Physical characteristics
- Source confluence: North Lady Evelyn River and South Lady Evelyn River
- • location: Timiskaming, Unorganized, West Part
- • coordinates: 47°20′50″N 80°29′05″W﻿ / ﻿47.34722°N 80.48472°W
- • elevation: 360 m (1,180 ft)
- Mouth: Montreal River
- • location: Mowat Landing
- • coordinates: 47°27′47″N 79°59′16″W﻿ / ﻿47.46306°N 79.98778°W
- • elevation: 274 m (899 ft)

= Lady Evelyn River =

The Lady Evelyn River is a river in Nipissing, Sudbury and Timiskaming Districts, Ontario, Canada.

The river begins at the confluence of the North and South Lady Evelyn Rivers and flows to its mouth at the Montreal River.

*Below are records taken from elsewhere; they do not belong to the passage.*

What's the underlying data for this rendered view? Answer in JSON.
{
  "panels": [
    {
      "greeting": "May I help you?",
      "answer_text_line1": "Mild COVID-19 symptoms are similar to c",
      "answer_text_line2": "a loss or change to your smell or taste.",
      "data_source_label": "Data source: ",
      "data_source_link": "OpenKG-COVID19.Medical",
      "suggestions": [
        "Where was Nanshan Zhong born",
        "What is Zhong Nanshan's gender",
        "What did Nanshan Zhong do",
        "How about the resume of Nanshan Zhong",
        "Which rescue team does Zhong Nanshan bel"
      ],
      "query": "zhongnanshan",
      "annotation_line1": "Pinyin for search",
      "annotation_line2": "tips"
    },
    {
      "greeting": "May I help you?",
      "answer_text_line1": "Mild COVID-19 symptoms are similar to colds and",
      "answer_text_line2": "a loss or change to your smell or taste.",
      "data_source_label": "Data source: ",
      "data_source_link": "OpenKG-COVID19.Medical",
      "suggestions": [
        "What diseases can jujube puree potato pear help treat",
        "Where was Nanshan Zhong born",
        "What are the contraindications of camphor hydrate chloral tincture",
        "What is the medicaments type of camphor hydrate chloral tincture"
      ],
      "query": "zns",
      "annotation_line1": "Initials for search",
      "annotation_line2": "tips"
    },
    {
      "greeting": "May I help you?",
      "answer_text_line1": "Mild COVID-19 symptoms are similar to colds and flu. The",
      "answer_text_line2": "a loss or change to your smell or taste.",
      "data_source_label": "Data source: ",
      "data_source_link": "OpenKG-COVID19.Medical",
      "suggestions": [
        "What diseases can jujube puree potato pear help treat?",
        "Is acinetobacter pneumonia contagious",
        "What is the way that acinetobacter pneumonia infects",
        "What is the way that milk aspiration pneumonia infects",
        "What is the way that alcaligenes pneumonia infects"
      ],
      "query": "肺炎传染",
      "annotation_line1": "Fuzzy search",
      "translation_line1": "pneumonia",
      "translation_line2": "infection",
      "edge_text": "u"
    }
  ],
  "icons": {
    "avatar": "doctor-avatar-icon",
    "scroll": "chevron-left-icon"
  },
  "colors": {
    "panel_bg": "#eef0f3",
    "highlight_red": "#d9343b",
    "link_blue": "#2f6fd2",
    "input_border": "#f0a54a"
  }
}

It lies mostly in Lady Evelyn-Smoothwater Provincial Park, and mostly within Timiskaming District, with the exception of a short portion of the South Branch at its most southern stretch, which lies in northeastern Sudbury District, and of the southernmost tip of Lady Evelyn Lake, which lies in northwestern Nipissing District. Numerous waterfalls are found along the Lady Evelyn River, such as Frank's Falls. The most impressive and highest is Helen Falls where water cascades from a height more than 25 m.